Cancer is arguably the ultimate complex biological system. Solid tumors are microstructured soft matter that evolves as a consequence of spatio-temporal events at the intracellular (e.g., signaling pathways, macromolecular trafficking), intercellular (e.g., cell-cell adhesion/communication), and tissue (e.g., cell-extracellular matrix interactions, mechanical forces) scales. To gain insight, tumor and developmental biologists have gathered a wealth of molecular, cellular, and genetic data, including immunohistochemical measurements of cell type-specific division and death rates, lineage tracing, and gain-of-function/loss-of-function mutational analyses. These data are empirically extrapolated to a diagnosis/prognosis of tissue-scale behavior, e.g., for clinical decision. Integrative physical oncology (IPO) is the science that develops physically consistent mathematical approaches to address the significant challenge of bridging the nano (nm)-micro (µm) to macro (mm, cm) scales with respect to tumor development and progression. In the current literature, such approaches are referred to as multiscale modeling. In the present article, we attempt to assess recent modeling approaches on each separate scale and critically evaluate the current 'hybrid-multiscale' models used to investigate tumor growth in the context of brain and breast cancers. Finally, we provide our perspective on the further development and the impact of IPO.

Fig. 1. Mathematical modeling of complex DCIS microstructures

(Left) An immersed boundary model produced micropapillary-like DCIS structures when cell polarization was assumed. Reproduced by permission from (45). (Right) An agent-based model predicted that polarized DCIS cells form micropapillary structures (iterations 200 and 500) that merge into cribriform -like structures (iterations 800 and onward). Reproduced by permission from (46).
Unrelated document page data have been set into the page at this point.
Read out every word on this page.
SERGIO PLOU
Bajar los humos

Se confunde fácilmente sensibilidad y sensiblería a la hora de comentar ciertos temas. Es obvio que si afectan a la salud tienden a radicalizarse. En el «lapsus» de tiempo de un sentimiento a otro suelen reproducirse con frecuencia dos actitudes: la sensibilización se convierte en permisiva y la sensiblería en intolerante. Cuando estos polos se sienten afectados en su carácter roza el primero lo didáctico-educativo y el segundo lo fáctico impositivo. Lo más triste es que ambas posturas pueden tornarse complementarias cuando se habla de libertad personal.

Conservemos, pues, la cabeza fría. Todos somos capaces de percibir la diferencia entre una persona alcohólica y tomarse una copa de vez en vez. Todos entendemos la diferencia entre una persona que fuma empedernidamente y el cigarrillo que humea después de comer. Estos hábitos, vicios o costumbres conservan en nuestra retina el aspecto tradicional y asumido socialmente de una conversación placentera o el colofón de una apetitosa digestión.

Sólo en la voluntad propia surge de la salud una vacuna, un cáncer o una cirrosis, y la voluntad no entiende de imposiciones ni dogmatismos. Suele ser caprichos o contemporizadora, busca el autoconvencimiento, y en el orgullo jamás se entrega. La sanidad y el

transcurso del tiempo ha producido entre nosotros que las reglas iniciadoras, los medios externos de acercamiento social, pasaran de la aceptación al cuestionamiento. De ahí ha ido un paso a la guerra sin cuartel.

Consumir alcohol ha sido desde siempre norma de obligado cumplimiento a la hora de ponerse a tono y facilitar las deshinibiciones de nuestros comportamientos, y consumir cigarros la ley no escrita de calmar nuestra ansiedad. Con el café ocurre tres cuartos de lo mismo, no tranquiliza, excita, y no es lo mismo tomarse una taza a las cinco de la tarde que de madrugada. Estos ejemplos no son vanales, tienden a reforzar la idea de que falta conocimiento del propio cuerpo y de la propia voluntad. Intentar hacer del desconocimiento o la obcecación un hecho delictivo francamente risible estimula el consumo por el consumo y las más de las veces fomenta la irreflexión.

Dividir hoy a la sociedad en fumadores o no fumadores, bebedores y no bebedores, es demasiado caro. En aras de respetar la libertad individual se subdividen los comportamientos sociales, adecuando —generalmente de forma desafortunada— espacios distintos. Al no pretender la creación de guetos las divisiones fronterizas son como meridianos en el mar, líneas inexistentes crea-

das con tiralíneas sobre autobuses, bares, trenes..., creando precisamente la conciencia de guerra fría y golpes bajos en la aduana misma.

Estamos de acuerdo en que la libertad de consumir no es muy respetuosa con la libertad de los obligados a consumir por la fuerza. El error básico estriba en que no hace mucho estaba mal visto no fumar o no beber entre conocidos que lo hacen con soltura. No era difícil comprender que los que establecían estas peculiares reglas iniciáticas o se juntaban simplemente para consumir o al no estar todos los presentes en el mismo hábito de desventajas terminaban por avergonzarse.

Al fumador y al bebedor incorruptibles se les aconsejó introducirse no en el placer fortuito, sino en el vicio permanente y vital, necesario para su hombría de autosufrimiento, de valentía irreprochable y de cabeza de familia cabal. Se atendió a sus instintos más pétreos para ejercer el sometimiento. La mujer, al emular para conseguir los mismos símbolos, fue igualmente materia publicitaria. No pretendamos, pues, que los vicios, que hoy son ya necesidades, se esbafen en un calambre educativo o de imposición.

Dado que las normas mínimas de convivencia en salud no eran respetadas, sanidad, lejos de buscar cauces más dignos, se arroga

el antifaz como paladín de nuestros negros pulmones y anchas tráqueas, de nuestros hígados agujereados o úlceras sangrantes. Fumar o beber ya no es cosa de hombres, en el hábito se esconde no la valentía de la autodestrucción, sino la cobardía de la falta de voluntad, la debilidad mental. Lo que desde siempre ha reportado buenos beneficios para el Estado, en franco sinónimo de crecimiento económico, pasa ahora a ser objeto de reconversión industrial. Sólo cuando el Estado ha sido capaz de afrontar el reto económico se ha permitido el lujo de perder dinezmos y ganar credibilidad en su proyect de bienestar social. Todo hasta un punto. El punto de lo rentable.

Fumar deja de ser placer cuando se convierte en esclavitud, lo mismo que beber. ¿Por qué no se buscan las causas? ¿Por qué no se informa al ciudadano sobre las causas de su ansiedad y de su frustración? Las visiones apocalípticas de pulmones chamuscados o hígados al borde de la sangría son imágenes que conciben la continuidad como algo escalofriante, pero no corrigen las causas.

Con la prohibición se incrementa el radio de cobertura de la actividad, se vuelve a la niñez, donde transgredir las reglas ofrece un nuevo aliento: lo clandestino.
Fig. 2. Patient-calibrated DCIS simulation

(Top): After calibration to patient immunohistochemistry and morphometric measurements, an agent model correctly reproduced the solid-type DCIS microstructure: an 80 μm viable rim with most frequent proliferation (green cells) on the outermost edge and apoptosis (red cells) throughout, a mechanical separation at the perinecrotic boundary, and an “age-structured” necrotic core with increasing pyknosis (nuclear degradation) and calcification (progression indicated by the shade of red) towards the duct center. The bright red central region is a radiologically detectable casting-type microcalcification. (Bottom): These features are seen in patient hematoxylin and eosin stained histopathology, including the mechanical gap (black arrows; increased by tissue dehydration), increasing pyknosis towards the duct center (red arrows show more intact nuclei; green arrows show largely degraded nuclei), and central calcium phosphate microcalcifications (white arrows). Adapted with permission from (36).
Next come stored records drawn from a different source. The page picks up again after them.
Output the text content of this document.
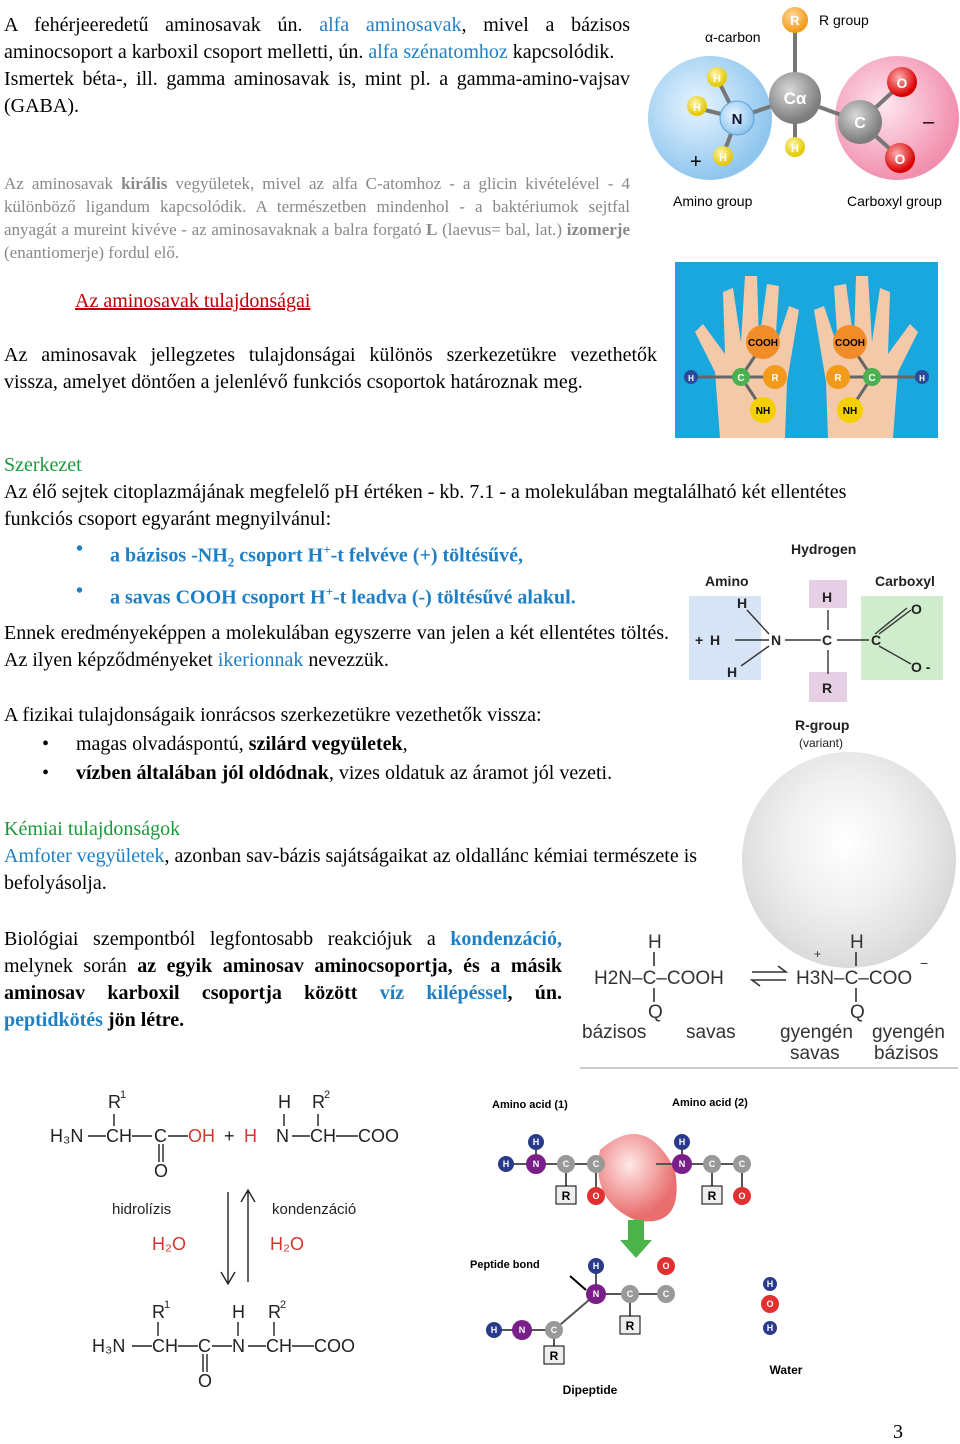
A fehérjeeredetű aminosavak ún. alfa aminosavak, mivel a bázisos aminocsoport a karboxil csoport melletti, ún. alfa szénatomhoz kapcsolódik.
Ismertek béta-, ill. gamma aminosavak is, mint pl. a gamma-amino-vajsav (GABA).
Az aminosavak királis vegyületek, mivel az alfa C-atomhoz - a glicin kivételével - 4 különböző ligandum kapcsolódik. A természetben mindenhol - a baktériumok sejtfal anyagát a mureint kivéve - az aminosavaknak a balra forgató L (laevus= bal, lat.) izomerje (enantiomerje) fordul elő.
R
Cα
N	C
O
O
H
H
H
H
α-carbon
R group
Amino group	Carboxyl group
+
–
Az aminosavak tulajdonságai
Az aminosavak jellegzetes tulajdonságai különös szerkezetükre vezethetők vissza, amelyet döntően a jelenlévő funkciós csoportok határoznak meg.
COOH	COOH
C	C
R	R
NH	NH
H	H
Szerkezet
Az élő sejtek citoplazmájának megfelelő pH értéken - kb. 7.1 - a molekulában megtalálható két ellentétes funkciós csoport egyaránt megnyilvánul:
• a bázisos $-NH_2$ csoport H+-t felvéve (+) töltésűvé,
• a savas COOH csoport H+-t leadva (-) töltésűvé alakul.
Ennek eredményeképpen a molekulában egyszerre van jelen a két ellentétes töltés. Az ilyen képződményeket ikerionnak nevezzük.
Hydrogen
Amino	Carboxyl
H
+ H
H
N
H
C
R
C
O
O -
R-group
(variant)
A fizikai tulajdonságaik ionrácsos szerkezetükre vezethetők vissza:
• magas olvadáspontú, szilárd vegyületek,
• vízben általában jól oldódnak, vizes oldatuk az áramot jól vezeti.
Kémiai tulajdonságok
Amfoter vegyületek, azonban sav-bázis sajátságaikat az oldallánc kémiai természete is befolyásolja.
Biológiai szempontból legfontosabb reakciójuk a kondenzáció, melynek során az egyik aminosav aminocsoportja, és a másik aminosav karboxil csoportja között víz kilépéssel, ún. peptidkötés jön létre.
H
H2N–C–COOH
Q
H
+
H3N–C–COO
−
Q
bázisos savas gyengén
savas
gyengén
bázisos
R 1	H R 2
H₃N CH C OH + H N CH COO
O
hidrolízis	kondenzáció
H₂O	H₂O
R 1	H R 2
H₃N CH C N CH COO
O
Amino acid (1)	Amino acid (2)
Peptide bond
Dipeptide
Water
H	N
H
C	C
R O
N
H
C	C
R O
H N	C
R
N
H
C
R
C
O
O
H
H
3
Fig. 3. 3D computer model predicts gross morphologic features of a growing glioblastoma

Viable (light gray) and necrotic (dark gray) tissue regions and vasculature (mature blood-conducting vessels in red; new non-conducting vessels in blue) are shown. The simulations reveal that the morphology is affected by neovascularization, vasculature maturation, and vessel cooption. Adapted with permission from (67).

Fig. 4. Individual (discrete) palisading glial cells invasion into vascularized tissue

(A) Computer simulation from a hybrid-multiscale model showing palisading cells escaping from the perinecrotic region (dark gray) by up-regulating motility and down-regulating adhesion and proliferation. This phenotypic change is driven by hypoxia as the selective evolutionary force (see discussion section). Cell migration occurs via chemotaxis and haptotaxis in response to gradients of oxygen and ECM concentration, respectively. Brown: conducting vessels; yellow: non-conducting. (B) Background shows distribution of oxygen concentration (n=1 in vascularized tissue and n<1 in the tumor white/yellow perinecrotic region). Adapted with permission from (71).

Figure 5. Validation of model predictions against pathology-determined DCIS tumor sizes

Surgical tumor size vs. parameter A that is related to the ratio of tumor apoptotic and mitotic indices in the breast ducts. The dotted curve represents the theoretical predictions by a continuum model. Symbols are DCIS tumor size measurements from individual patient histopathology and are sub-classified by their grade. The shaded region indicates the standard deviation in the measurement of A in individual duct. Reproduced from (35) with permission.